Colourful British wit makes light of black Aussie humour, burying memories of awful local comedies from the early millennium. The film is an Australian-UK coproduction. It was directed by an Australian, Stephan Elliott, but written by Dean Craig, the same Brit who penned Death at a Funeral (2007). That was another film I greatly enjoyed and this is a similar mixture of genres. It combines fish out of water with comedic farce, along with setups from countless other films. It is impossible not to recall the likes of Death at a Funeral and even The Hangover (2009). Yet the essential ingredients for a great movie on its own rights have not been forgotten. This is the funniest Australian film I have seen in years. What's important here is how the comedy is played out. The lads here are fools and regularly make a meal out of everything they touch. Yet you can't bring yourself to hate them because we understand they're out of their depth in a foreign environment, both geographically and class-wise too. And this might just be my own jet-black sense of humour talking but there is something immensely appealing to watch and listen to with self-depreciative humour. The lads in this movie are gifted comedians. They know how to keep a straight face as they poke fun of themselves, their social problems and eccentricities. I enjoyed the film enormously for this reason, the lack of winking, but also the variety of comedy too. On top of the rapid quips between the men and their jabs at each other, there are some delicious sight gags too. The film never makes a huge point of them, so look sharply for a picture of the Queen wearing Joker makeup, or the face of an airline passenger after Graham tries to defend his Hitler moustache. I enjoy comedy when it speaks for itself and lets us read the jokes without any help. By far my favourite scene is, I think, when Graham has to give an unprepared best man speech and is so high that he spends the whole time talking about something indescribable.
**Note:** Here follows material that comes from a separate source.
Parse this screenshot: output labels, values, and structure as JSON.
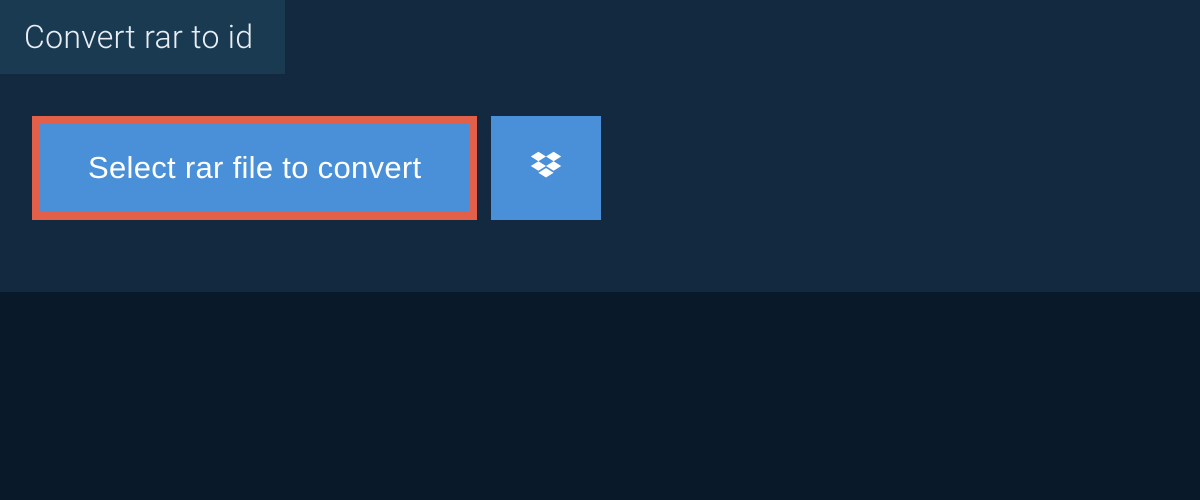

The silences of the guests and the way the camera scans the reaction of their faces is just hysterical. Screenwriter Dean Craig employs a lot of the same farce-like comedy from Death at a Funeral, with people behind doors, or moving in and out of rooms secretively. The material is reused cleverly because director Elliott gives us a complete overview of the impending chaos. Take the scene where the boys are trying to attend to the sheep they've tormented. The camera cuts to the corridor outside the room, providing vision of who is about to walk in on them. Just like the wedding speech scene, they know how to really build the tension and extend the jokes. The comedy works because there's a lot at stake. Just when you think a giant ball crushing the wedding is the craziest the film can become, you're wrong: it continues to reach new levels of insanity. For as well constructed as a lot of the film is, some of the editing is noticeably choppy. Snippets of scenes sometimes feel out of place, or interrupt confrontations and could have been removed altogether. This is a small complaint that most people won't notice and its mostly in the first half too. For all of this film's lunacy, and there's a lot, the tension comes from characters that have resemblance of actual feelings. David is a sympathetic lead because he's torn between his mates, his only real family we learn, and a far more prestige life that he is trying to adapt to. I particularly liked it when he and Mia started questioning how little they know about each other. It's a sensible turning point. The lovable lads are very distinctive and funny with their sets of problems but they share some of the laughs with the women too. I particularly liked Olivia Newton-John as the mother with a wild side. This gem of a film was absolutely delightful and I sincerely hope its quality is indicative of all Australian films this year.